Human Moment #80: Meeting Mr. Thompson

Caleb and I stopped at a good ole ghetto gas station late one Sunday night.  I stayed in the car, and Caleb filled her up.

A rough-looking older man walked toward us and stopped right by our car.  I didn't realize he was there until I heard him start to speak to Caleb.

"Can I ask you a question?" he said.
"Now listen.  I went up to that bar right there.  I just came from there.  I asked them for a Long Island iced tea.  I even had the money.  See!  I've got money.  I've got money right here.  But they didn't give me no Long Island.  He gave me a regular iced tea.  I said, 'This ain't no Long Island iced tea!,' and he shoved me!  He pushed me and they kicked me out of that bar!  I didn't even do nothing, and they kicked me out!  I wanna go and kick his m**f** white ass!"

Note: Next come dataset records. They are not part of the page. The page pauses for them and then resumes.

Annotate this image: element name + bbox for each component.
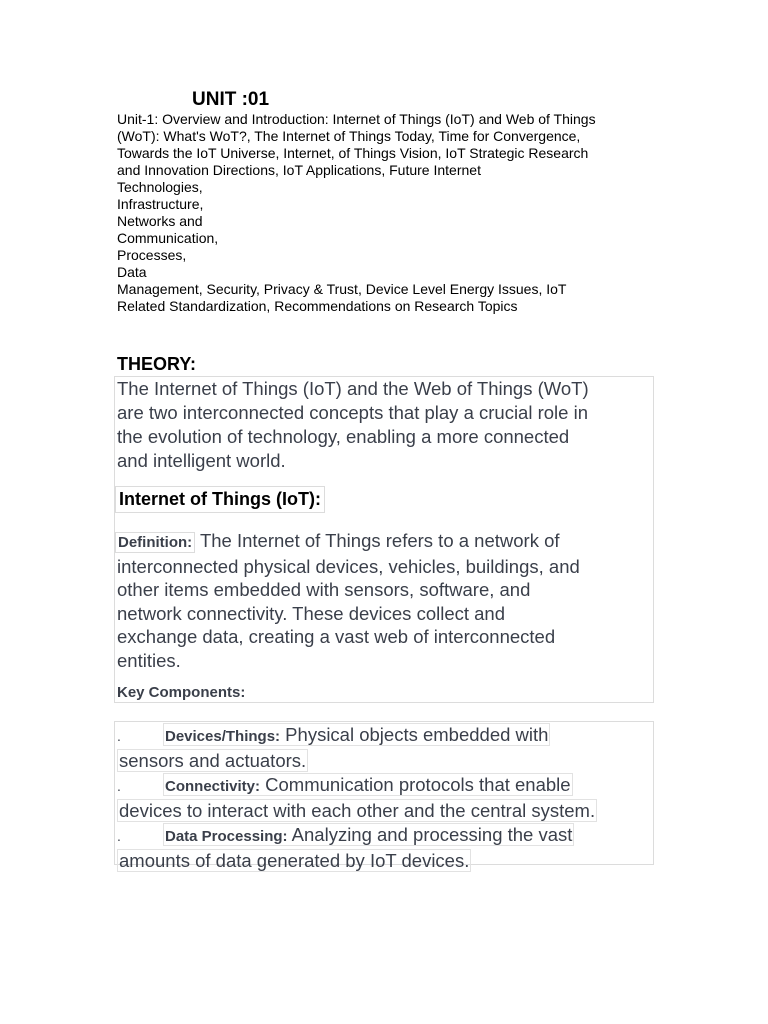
list-item <box>117 723 677 749</box>
syllabus-line: Communication, <box>117 230 219 246</box>
definition-text: The Internet of Things refers to a network of <box>195 530 560 551</box>
theory-intro <box>117 377 657 473</box>
component-first-line <box>163 773 573 796</box>
list-item-continuation <box>117 749 677 773</box>
list-item-continuation <box>117 849 677 873</box>
syllabus-line: Data <box>117 264 147 280</box>
definition-label: Definition: <box>115 532 195 553</box>
syllabus-line: Networks and <box>117 213 203 229</box>
component-text: devices to interact with each other and the central system. <box>119 800 596 821</box>
component-label: Connectivity: <box>165 778 261 795</box>
list-item-continuation <box>117 799 677 823</box>
unit-title: UNIT :01 <box>192 89 270 110</box>
bullet: . <box>117 778 121 794</box>
theory-line: are two interconnected concepts that play a crucial role in <box>117 402 588 423</box>
iot-heading: Internet of Things (IoT): <box>115 486 325 513</box>
component-label: Data Processing: <box>165 828 288 845</box>
theory-heading: THEORY: <box>117 354 196 374</box>
component-text: Physical objects embedded with <box>280 724 549 745</box>
bullet: . <box>117 828 121 844</box>
syllabus-text <box>117 111 677 315</box>
syllabus-line: (WoT): What's WoT?, The Internet of Things Today, Time for Convergence, <box>117 128 581 144</box>
bullet: . <box>117 728 121 744</box>
theory-line: the evolution of technology, enabling a more connected <box>117 426 570 447</box>
definition-paragraph <box>117 529 657 672</box>
syllabus-line: Related Standardization, Recommendations on Research Topics <box>117 298 518 314</box>
theory-line: The Internet of Things (IoT) and the Web of Things (WoT) <box>117 378 589 399</box>
definition-line: entities. <box>117 649 181 671</box>
list-item <box>117 823 677 849</box>
list-item <box>117 773 677 799</box>
component-first-line <box>163 823 574 846</box>
syllabus-line: Management, Security, Privacy & Trust, Device Level Energy Issues, IoT <box>117 281 567 297</box>
syllabus-line: Technologies, <box>117 179 203 195</box>
theory-line: and intelligent world. <box>117 450 286 471</box>
definition-line: other items embedded with sensors, software, and <box>117 579 531 600</box>
components-list <box>117 723 677 873</box>
component-first-line <box>163 723 550 746</box>
component-label: Devices/Things: <box>165 728 281 745</box>
definition-line: interconnected physical devices, vehicles, buildings, and <box>117 555 580 577</box>
syllabus-line: Processes, <box>117 247 187 263</box>
definition-line: exchange data, creating a vast web of interconnected <box>117 626 556 647</box>
syllabus-line: Infrastructure, <box>117 196 204 212</box>
definition-line: network connectivity. These devices collect and <box>117 602 506 624</box>
definition-first-line <box>117 529 657 555</box>
key-components-heading: Key Components: <box>117 684 246 701</box>
syllabus-line: Towards the IoT Universe, Internet, of Things Vision, IoT Strategic Research <box>117 145 589 161</box>
component-text: Communication protocols that enable <box>260 774 571 795</box>
syllabus-line: Unit-1: Overview and Introduction: Internet of Things (IoT) and Web of Things <box>117 111 596 127</box>
component-text: Analyzing and processing the vast <box>287 824 573 845</box>
syllabus-line: and Innovation Directions, IoT Applications, Future Internet <box>117 162 481 178</box>
component-text: sensors and actuators. <box>119 750 307 771</box>
component-text: amounts of data generated by IoT devices. <box>119 850 470 871</box>
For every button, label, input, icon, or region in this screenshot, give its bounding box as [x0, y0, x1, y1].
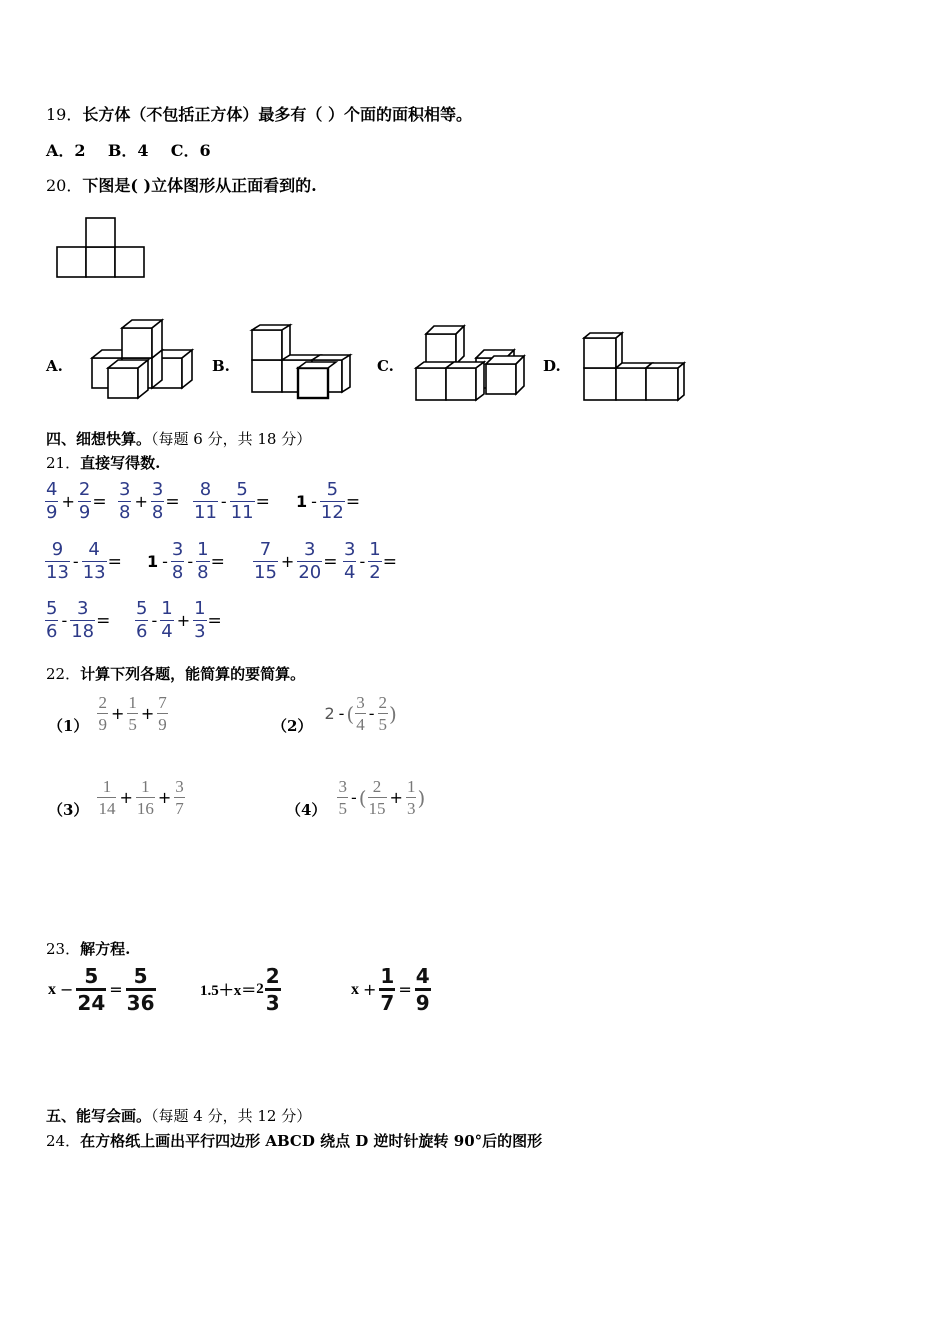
b-n1-text: 3: [119, 479, 131, 500]
e3-op-text: +: [363, 980, 377, 999]
d-d-text: 12: [320, 502, 344, 523]
q23-e1: [46, 966, 157, 1013]
q21-equals-text: =: [210, 551, 225, 572]
a-n1-text: 9: [51, 539, 64, 560]
b-n1-text: 5: [136, 598, 148, 619]
p1-n2-text: 1: [128, 693, 137, 712]
p2-w-text: 2: [324, 704, 335, 723]
option-b-cubes: [248, 322, 358, 402]
e3-n1-text: 1: [380, 964, 395, 988]
q22-line: [46, 663, 305, 684]
b-op2-text: -: [187, 552, 194, 571]
e3-eq-text: =: [398, 980, 412, 999]
fraction: [253, 541, 278, 582]
option-a-cubes: [86, 318, 198, 402]
q20-line: [46, 173, 317, 196]
p2-rp-text: ): [389, 701, 397, 726]
q21-r2-c: [252, 541, 337, 582]
fraction: [406, 778, 417, 817]
p2-op1-text: -: [338, 704, 345, 723]
fraction: [196, 541, 209, 582]
q21-equals-text: =: [382, 551, 397, 572]
p3-label-text: （3）: [48, 801, 89, 819]
c-n2-text: 3: [304, 539, 316, 560]
section5-title: 五、能写会画。: [46, 1107, 152, 1125]
fraction: [230, 481, 255, 522]
e2-lhs-text: 1.5＋x＝: [200, 983, 257, 999]
d-d2-text: 2: [369, 562, 381, 583]
d-d1-text: 4: [344, 562, 356, 583]
fraction: [157, 694, 168, 733]
a-n2-text: 4: [88, 539, 100, 560]
p4-d1-text: 5: [338, 799, 347, 818]
p4-d2-text: 15: [368, 799, 386, 818]
p1-n1-text: 2: [98, 693, 107, 712]
b-d2-text: 8: [151, 502, 164, 523]
b-d1-text: 8: [119, 502, 131, 523]
option-c-cubes: [412, 320, 536, 404]
p3-op2-text: +: [157, 788, 172, 807]
p2-d2-text: 5: [378, 715, 387, 734]
b-w-text: 1: [147, 552, 159, 571]
fraction: [171, 541, 184, 582]
p3-n3-text: 3: [175, 777, 184, 796]
e2-w-text: 2: [256, 981, 264, 997]
fraction: [378, 694, 389, 733]
q19-text: 长方体（不包括正方体）最多有（ ）个面的面积相等。: [82, 105, 472, 124]
d-op-text: -: [311, 492, 317, 511]
q21-r1-a: [44, 481, 107, 522]
e1-d2-text: 36: [126, 991, 155, 1015]
p1-label-text: （1）: [48, 717, 89, 735]
q21-equals-text: =: [345, 491, 361, 512]
p2-n1-text: 3: [356, 693, 365, 712]
p4-lp-text: (: [358, 785, 367, 810]
b-n2-text: 3: [151, 479, 164, 500]
e1-n2-text: 5: [133, 964, 148, 988]
c-d2-text: 11: [230, 502, 254, 523]
fraction: [368, 778, 387, 817]
q19-line: [46, 102, 472, 125]
fraction: [82, 541, 107, 582]
q21-r1-d: [294, 481, 360, 522]
q20-number: 20．: [46, 176, 83, 195]
c-d1-text: 11: [194, 502, 217, 523]
a-d1-text: 6: [46, 621, 58, 642]
q21-equals-text: =: [207, 610, 222, 631]
q21-equals-text: =: [323, 551, 338, 572]
fraction: [193, 600, 206, 641]
b-op1-text: -: [162, 552, 168, 571]
q21-text: 直接写得数.: [80, 454, 161, 472]
fraction: [97, 694, 108, 733]
d-op-text: -: [359, 552, 366, 571]
p2-n2-text: 2: [378, 693, 387, 712]
p1-d2-text: 5: [128, 715, 137, 734]
q21-equals-text: =: [165, 491, 180, 512]
q21-number: 21．: [46, 454, 81, 472]
a-op-text: +: [61, 492, 75, 511]
section5-heading: [46, 1105, 311, 1126]
q21-r2-d: [342, 541, 397, 582]
c-op-text: +: [280, 552, 295, 571]
fraction: [136, 778, 155, 817]
d-n2-text: 1: [369, 539, 381, 560]
b-d1-text: 6: [136, 621, 148, 642]
b-d3-text: 3: [194, 621, 206, 642]
p2-d1-text: 4: [356, 715, 365, 734]
a-d2-text: 13: [82, 562, 106, 583]
c-op-text: -: [220, 492, 227, 511]
p4-rp-text: ): [417, 785, 426, 810]
fraction: [415, 966, 431, 1013]
e2-n-text: 2: [265, 964, 280, 988]
q24-line: [46, 1130, 542, 1151]
d-n-text: 5: [326, 479, 339, 500]
e1-op-text: −: [60, 980, 74, 999]
q21-equals-text: =: [96, 610, 111, 631]
q20-text: 下图是( )立体图形从正面看到的.: [82, 176, 317, 195]
fraction: [320, 481, 345, 522]
p3-d3-text: 7: [175, 799, 184, 818]
fraction: [151, 481, 164, 522]
p4-n3-text: 1: [406, 777, 416, 796]
b-op-text: +: [134, 492, 148, 511]
q22-number: 22．: [46, 665, 81, 683]
d-n1-text: 3: [344, 539, 356, 560]
p4-op1-text: -: [350, 788, 357, 807]
e3-x-text: x: [351, 980, 359, 998]
e2-d-text: 3: [265, 991, 280, 1015]
q21-r3-a: [44, 600, 110, 641]
q22-text: 计算下列各题，能简算的要简算。: [80, 665, 306, 683]
c-d1-text: 15: [254, 562, 277, 583]
q22-p3: [48, 778, 186, 817]
a-n1-text: 5: [46, 598, 58, 619]
p2-label-text: （2）: [272, 717, 313, 735]
fraction: [343, 541, 356, 582]
q21-line: [46, 452, 160, 473]
a-d2-text: 9: [78, 502, 91, 523]
p1-n3-text: 7: [158, 693, 167, 712]
q21-r1-c: [192, 481, 270, 522]
e1-x-text: x: [48, 980, 56, 998]
q23-number: 23．: [46, 940, 81, 958]
fraction: [127, 694, 138, 733]
fraction: [160, 600, 173, 641]
a-n1-text: 4: [46, 479, 58, 500]
q24-text: 在方格纸上画出平行四边形 ABCD 绕点 D 逆时针旋转 90°后的图形: [80, 1132, 543, 1150]
a-op-text: -: [72, 552, 79, 571]
p2-op2-text: -: [368, 704, 375, 723]
b-n2-text: 1: [197, 539, 209, 560]
fraction: [97, 778, 116, 817]
p1-op2-text: +: [140, 704, 155, 723]
a-op-text: -: [61, 611, 68, 630]
c-d2-text: 20: [298, 562, 322, 583]
fraction: [265, 966, 281, 1013]
q23-e2: [200, 966, 282, 1013]
fraction: [368, 541, 381, 582]
option-d-cubes: [580, 328, 690, 404]
p4-label-text: （4）: [286, 801, 327, 819]
p3-d1-text: 14: [98, 799, 116, 818]
fraction: [135, 600, 148, 641]
section4-heading: [46, 428, 311, 449]
fraction: [355, 694, 366, 733]
option-d-label: D.: [543, 357, 561, 375]
e1-d1-text: 24: [77, 991, 106, 1015]
section4-title: 四、细想快算。: [46, 430, 152, 448]
q22-p2: [272, 694, 397, 733]
q21-equals-text: =: [255, 491, 270, 512]
section5-note: （每题 4 分，共 12 分）: [151, 1107, 312, 1125]
fraction: [45, 600, 58, 641]
q21-r2-b: [145, 541, 225, 582]
a-n2-text: 2: [78, 479, 91, 500]
a-n2-text: 3: [76, 598, 89, 619]
b-op2-text: +: [176, 611, 191, 630]
fraction: [45, 481, 58, 522]
q21-equals-text: =: [92, 491, 107, 512]
front-view-figure: [50, 212, 150, 282]
q21-r2-a: [44, 541, 122, 582]
d-w-text: 1: [296, 492, 308, 511]
fraction: [78, 481, 91, 522]
fraction: [45, 541, 70, 582]
e3-n2-text: 4: [415, 964, 430, 988]
e1-eq-text: =: [109, 980, 123, 999]
e3-d1-text: 7: [380, 991, 395, 1015]
section4-note: （每题 6 分，共 18 分）: [151, 430, 312, 448]
a-d1-text: 9: [46, 502, 58, 523]
c-n1-text: 8: [199, 479, 212, 500]
q21-equals-text: =: [107, 551, 122, 572]
option-b-label: B.: [212, 357, 230, 375]
p1-op1-text: +: [110, 704, 125, 723]
p1-d1-text: 9: [98, 715, 107, 734]
p4-n1-text: 3: [338, 777, 347, 796]
q23-line: [46, 938, 130, 959]
a-d2-text: 18: [71, 621, 95, 642]
b-d2-text: 4: [161, 621, 173, 642]
q22-p1: [48, 694, 169, 733]
q23-text: 解方程.: [80, 940, 131, 958]
fraction: [193, 481, 218, 522]
fraction: [70, 600, 95, 641]
p4-n2-text: 2: [372, 777, 382, 796]
e3-d2-text: 9: [415, 991, 430, 1015]
fraction: [337, 778, 348, 817]
a-d1-text: 13: [46, 562, 69, 583]
option-a-label: A.: [46, 357, 63, 375]
q21-r3-b: [134, 600, 222, 641]
q21-r1-b: [117, 481, 180, 522]
c-n2-text: 5: [236, 479, 248, 500]
fraction: [297, 541, 322, 582]
fraction: [76, 966, 106, 1013]
fraction: [118, 481, 131, 522]
p3-op1-text: +: [119, 788, 133, 807]
p3-n2-text: 1: [141, 777, 150, 796]
b-d2-text: 8: [197, 562, 209, 583]
p4-op2-text: +: [389, 788, 403, 807]
b-n2-text: 1: [161, 598, 173, 619]
p4-d3-text: 3: [406, 799, 416, 818]
q23-e3: [349, 966, 432, 1013]
fraction: [126, 966, 156, 1013]
q22-p4: [286, 778, 425, 817]
e1-n1-text: 5: [84, 964, 99, 988]
p2-lp-text: (: [346, 701, 355, 726]
option-c-label: C.: [377, 357, 394, 375]
fraction: [379, 966, 395, 1013]
b-n3-text: 1: [194, 598, 206, 619]
c-n1-text: 7: [259, 539, 272, 560]
q19-options: A．2 B．4 C．6: [46, 141, 211, 160]
p3-d2-text: 16: [136, 799, 154, 818]
q24-number: 24．: [46, 1132, 81, 1150]
b-d1-text: 8: [171, 562, 184, 583]
fraction: [174, 778, 185, 817]
p1-d3-text: 9: [158, 715, 167, 734]
b-op1-text: -: [151, 611, 158, 630]
p3-n1-text: 1: [102, 777, 112, 796]
b-n1-text: 3: [171, 539, 184, 560]
q19-number: 19．: [46, 105, 83, 124]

By this point, I thought that maybe this man had come over to take out his anger on my guy's white ass.  Homeless people often make me uneasy, but this being late at night at a fairly deserted gas station made it extra special.

The man continued.
"I need to ask you a question.  Can I ask you a question?"
"Do you need money?"
"No, no, I've that money right here.  See, I've got ten dollas right here.  I need to ask you a question.  Was that right?"
"Was that right for him to push me and kick me out when I did nothing wrong?"

This is where it sunk in.  I realized it before Caleb did.  This man wasn't looking for money.  He needed validation.  Of all human things, he needed validation.

Caleb answered.  "Well, no.  It's not right to push anyone.  I'm sorry man."
"Right. Right.  Yeah, it wasn't right for him to push me.  Yeah.  Hey, what's your name?  Caleb?  I'm Mr. Thompson.  1957.  Nice to meet ya."

Mr. Thompson reached out to shake Caleb's hand, and then he walked away.  That was it.

I don't have Korean students to write stories about anymore, and this one brush with Mr. Thompson makes me wonder about telling stories from homeless people.  Rethinking about the whole interaction, though, makes me think about how disrespected Mr. Thompson had been at that bar just because of his appearance.  If he had friends or family, he didn't go to them, he went to the random white boy at the gas station to talk to.  I'm sure he needs people to talk to, but he also needs respect, possibly more so.

1 comment:

  1. How sad that he was treated that way based purely on his looks. And how heartbreaking that he had to seek validation from a stranger.